The rocket mission was entirely run by students — mostly undergrads — and included not just the rocket construction and launch but also fundraising efforts, safety procedures and other external communications outside the scope of most college students’ educations.

“It’s like a mini-corporation,” said the chair of the Aerospace and Mechanical Engineering department, professor Paul David Ronney. “The students that have come out of that lab … have gone on to leadership positions in all of the major aerospace companies.”

The students even crafted their own computer systems and circuit boards from scratch to be able to track the rocket in real time, according to the university.

“It is important to know that all this technology is developed by our students themselves,” USC Viterbi School of Engineering Dean Yannis Yortsos told the university publication. “It’s all done in-house. Our students get advice from the faculty, but they develop everything on their own … We’re so proud of them because they can do this on their own.
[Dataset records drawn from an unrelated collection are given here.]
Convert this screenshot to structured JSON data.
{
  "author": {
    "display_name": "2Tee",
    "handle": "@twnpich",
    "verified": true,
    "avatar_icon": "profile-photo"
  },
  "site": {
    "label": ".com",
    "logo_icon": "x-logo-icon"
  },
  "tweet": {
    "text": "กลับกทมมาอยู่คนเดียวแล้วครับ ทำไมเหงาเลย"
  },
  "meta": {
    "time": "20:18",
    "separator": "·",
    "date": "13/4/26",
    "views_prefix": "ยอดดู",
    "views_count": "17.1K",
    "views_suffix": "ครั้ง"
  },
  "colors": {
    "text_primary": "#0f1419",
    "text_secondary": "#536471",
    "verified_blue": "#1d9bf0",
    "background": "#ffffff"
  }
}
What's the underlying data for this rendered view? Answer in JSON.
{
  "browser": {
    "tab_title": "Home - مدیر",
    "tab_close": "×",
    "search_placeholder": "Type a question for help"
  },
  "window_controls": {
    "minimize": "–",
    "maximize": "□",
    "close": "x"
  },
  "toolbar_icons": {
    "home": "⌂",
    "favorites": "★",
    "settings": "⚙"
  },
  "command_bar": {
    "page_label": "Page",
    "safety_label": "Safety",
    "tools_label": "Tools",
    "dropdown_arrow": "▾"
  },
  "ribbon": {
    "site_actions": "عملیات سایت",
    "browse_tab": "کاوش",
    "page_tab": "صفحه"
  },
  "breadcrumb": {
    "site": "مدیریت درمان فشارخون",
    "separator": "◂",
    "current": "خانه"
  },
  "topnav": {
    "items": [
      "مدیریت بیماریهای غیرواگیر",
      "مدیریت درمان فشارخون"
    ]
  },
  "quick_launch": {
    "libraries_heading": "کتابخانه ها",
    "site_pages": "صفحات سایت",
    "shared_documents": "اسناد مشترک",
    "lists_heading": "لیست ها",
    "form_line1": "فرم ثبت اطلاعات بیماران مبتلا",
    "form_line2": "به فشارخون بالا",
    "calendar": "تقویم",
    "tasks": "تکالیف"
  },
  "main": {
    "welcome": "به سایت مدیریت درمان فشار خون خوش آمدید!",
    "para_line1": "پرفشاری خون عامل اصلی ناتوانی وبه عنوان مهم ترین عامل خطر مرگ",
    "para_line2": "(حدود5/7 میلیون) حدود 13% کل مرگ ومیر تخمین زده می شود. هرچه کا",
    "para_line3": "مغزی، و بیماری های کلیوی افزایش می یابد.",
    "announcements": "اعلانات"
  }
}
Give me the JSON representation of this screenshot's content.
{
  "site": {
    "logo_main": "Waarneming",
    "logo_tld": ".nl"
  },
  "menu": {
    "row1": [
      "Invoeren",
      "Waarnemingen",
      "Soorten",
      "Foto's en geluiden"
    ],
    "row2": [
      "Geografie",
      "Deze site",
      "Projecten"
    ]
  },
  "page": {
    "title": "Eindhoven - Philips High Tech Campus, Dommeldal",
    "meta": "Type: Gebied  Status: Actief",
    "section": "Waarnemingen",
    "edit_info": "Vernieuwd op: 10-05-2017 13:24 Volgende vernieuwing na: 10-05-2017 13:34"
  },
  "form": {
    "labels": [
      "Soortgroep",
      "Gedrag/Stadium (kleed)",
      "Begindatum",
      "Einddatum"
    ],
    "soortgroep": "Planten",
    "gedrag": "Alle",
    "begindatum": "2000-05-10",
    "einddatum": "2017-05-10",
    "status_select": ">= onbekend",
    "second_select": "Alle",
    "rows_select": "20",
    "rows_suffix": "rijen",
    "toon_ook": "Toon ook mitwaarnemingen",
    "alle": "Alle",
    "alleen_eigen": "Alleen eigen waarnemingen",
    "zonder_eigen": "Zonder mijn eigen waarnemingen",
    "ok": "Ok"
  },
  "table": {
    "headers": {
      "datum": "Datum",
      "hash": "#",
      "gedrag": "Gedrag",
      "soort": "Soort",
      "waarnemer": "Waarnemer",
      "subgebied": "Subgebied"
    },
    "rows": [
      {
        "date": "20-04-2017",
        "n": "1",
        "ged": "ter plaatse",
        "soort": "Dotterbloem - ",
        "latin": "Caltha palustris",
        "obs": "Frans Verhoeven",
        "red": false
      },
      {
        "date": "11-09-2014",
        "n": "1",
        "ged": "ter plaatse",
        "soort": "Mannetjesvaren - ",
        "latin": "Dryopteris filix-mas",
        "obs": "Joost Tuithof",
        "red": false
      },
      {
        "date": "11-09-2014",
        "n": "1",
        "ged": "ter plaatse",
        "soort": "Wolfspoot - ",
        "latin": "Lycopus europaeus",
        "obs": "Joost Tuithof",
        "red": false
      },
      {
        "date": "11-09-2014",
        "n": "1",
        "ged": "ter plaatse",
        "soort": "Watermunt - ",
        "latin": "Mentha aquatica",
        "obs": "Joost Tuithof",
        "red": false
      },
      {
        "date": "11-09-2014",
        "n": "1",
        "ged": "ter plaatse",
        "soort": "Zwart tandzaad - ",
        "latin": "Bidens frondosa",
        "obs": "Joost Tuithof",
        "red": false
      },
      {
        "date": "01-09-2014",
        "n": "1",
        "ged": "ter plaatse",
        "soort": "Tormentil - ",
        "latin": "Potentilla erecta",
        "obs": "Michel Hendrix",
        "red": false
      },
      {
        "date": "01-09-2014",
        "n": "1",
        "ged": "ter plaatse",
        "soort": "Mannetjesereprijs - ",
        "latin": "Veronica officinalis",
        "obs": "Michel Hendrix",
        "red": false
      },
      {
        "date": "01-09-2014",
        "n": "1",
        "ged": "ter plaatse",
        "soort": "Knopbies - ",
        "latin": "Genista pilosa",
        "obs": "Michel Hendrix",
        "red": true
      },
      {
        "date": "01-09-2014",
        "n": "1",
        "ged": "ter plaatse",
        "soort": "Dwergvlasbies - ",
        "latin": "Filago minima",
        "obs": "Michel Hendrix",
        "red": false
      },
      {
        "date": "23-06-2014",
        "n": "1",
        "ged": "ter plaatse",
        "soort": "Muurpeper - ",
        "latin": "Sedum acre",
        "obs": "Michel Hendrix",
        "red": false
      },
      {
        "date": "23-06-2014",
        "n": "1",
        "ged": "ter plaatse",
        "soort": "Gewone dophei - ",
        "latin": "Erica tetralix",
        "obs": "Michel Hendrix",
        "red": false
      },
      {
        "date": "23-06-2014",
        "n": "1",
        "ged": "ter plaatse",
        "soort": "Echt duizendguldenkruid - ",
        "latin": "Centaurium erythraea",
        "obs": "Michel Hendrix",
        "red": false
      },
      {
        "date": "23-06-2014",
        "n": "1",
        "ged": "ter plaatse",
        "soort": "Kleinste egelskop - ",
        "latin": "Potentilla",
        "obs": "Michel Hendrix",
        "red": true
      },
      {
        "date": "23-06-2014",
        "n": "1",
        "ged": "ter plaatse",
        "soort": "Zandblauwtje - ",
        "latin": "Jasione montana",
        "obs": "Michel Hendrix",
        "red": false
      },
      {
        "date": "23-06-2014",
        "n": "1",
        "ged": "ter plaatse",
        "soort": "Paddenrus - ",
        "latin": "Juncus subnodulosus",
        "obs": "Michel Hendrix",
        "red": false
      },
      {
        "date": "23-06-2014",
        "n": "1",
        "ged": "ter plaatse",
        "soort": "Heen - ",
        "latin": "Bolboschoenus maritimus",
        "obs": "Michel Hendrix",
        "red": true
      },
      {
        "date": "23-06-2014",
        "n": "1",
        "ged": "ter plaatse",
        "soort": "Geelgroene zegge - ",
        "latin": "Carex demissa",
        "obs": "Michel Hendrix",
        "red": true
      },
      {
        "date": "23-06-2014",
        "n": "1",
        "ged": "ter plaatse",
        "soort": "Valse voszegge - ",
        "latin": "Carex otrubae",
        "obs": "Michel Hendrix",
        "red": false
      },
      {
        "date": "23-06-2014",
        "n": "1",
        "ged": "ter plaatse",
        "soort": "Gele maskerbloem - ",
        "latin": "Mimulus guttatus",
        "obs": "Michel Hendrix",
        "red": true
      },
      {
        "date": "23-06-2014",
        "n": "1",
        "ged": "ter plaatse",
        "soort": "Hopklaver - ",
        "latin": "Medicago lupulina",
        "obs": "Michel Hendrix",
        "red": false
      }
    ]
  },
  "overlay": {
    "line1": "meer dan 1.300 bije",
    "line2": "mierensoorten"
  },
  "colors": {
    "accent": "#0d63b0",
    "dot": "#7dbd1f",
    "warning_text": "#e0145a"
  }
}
They learn how to transfer this knowledge from one year to another.”

The record-shattering rocket launch was only about 3.8 miles short of the altitude allowed for amateur rocketry, but the students are hoping to break new records in the club’s future.

“Some newer members of the club walked over, and we said to them, ‘Hey, this may have been the coolest thing we’ve ever done, but this is not going to be the coolest thing you guys have ever done,” Rybner said. “This freshman class [has] four more years to take what we did and do it even crazier, even better, even cheaper, even better to manufacture.”